The average American makes really poor decisions. You really wanna take their opinion on their home economy seriously?

Sure. But several US banks just collapsed this year.

In March. At the time I warned that this could spread, so far, it hasn't.

The US is spending more in defense than it did in the late Cold War when Reagan was in power. And they keep funding eternal wars all over the globe. So I would not expect that debt to vanish any time soon.

Reagan did the exact opposite. He put the US in next to no conflicts and spent the defense money on building actual military hardware. Even in Afghanistan they only sent them small arms not heavy military equipment. Right now with all the spending the US is doing, you don't see proper renewal of the US arsenal. It is a double failure, since all the funding is just wasted and provides the US with no meaningful long term military edge.

Still the US economy is quite large, the US still has a large and growing population, and they have lots of energy resources. With proper management they shouldn't have any major issues. But I have little faith in the current leadership, or their possible replacements.

Yes, fully agreed.

United States has a very powerful economy and can easily solve major issues like debt, healthcare, homelessness, and so on. The problem here is that United States prioritizes its hegemonic status over its economic fundamentals, and thsoe economic fundamentals simply aren't strong enough to support its hegemonic ambitions.

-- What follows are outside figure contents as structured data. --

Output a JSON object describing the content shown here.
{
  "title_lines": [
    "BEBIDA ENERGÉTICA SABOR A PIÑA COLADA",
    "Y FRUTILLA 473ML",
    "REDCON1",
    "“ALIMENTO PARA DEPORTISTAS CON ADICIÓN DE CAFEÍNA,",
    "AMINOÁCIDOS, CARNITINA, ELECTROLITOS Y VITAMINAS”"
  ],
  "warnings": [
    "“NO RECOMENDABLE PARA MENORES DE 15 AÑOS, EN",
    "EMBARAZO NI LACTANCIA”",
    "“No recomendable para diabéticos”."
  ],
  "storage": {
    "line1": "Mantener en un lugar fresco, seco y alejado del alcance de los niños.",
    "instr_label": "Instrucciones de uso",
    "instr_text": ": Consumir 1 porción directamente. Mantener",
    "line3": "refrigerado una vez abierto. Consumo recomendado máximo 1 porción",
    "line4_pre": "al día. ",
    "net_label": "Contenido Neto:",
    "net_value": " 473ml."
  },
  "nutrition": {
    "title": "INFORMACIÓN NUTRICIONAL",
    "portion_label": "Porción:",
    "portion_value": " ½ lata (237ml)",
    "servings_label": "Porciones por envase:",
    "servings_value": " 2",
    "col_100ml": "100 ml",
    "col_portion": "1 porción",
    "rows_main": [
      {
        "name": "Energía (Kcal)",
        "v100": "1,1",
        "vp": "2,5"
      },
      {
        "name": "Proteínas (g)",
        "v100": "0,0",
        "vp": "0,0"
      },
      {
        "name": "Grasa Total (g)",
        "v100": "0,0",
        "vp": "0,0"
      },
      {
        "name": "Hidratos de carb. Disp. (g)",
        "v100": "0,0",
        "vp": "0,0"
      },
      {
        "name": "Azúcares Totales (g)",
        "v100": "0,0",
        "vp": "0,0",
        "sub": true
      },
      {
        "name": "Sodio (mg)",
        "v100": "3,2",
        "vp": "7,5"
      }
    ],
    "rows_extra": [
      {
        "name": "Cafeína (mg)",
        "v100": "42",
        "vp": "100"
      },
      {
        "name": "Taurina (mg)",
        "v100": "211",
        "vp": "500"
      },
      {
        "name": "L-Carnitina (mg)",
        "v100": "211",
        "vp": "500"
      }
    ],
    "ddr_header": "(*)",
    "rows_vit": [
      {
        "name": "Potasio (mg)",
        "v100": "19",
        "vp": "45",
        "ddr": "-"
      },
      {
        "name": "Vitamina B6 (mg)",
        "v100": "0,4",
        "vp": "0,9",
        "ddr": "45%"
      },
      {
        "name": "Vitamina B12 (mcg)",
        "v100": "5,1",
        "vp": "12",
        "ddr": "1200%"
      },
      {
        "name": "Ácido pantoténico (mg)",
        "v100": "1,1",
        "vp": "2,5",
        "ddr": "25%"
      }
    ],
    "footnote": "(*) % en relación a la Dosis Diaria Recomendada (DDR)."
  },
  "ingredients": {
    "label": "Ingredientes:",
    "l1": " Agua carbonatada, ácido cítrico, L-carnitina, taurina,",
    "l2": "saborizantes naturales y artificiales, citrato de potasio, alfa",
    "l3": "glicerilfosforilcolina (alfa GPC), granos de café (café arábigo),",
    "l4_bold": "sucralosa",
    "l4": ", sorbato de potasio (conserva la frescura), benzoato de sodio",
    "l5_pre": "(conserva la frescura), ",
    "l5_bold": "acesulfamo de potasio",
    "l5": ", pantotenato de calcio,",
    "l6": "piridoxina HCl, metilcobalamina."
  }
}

There is no leadership alternative that will solve this issue. Democrat leadership is all in on being a global, "liberal" empire, and the Republican leadership is simply inept. Every GOP leader and major candidate has been economically illiterate and propopsed policies that would only worsen the US economy. Not to mention the stupid wars they wasted so much money on.

Arugably, the best thing that could happen for the average American, is a thorough defeat in a Pacific conflict that would force United States to leave Asia and focus on domestic economic matters rather than foreign adventures.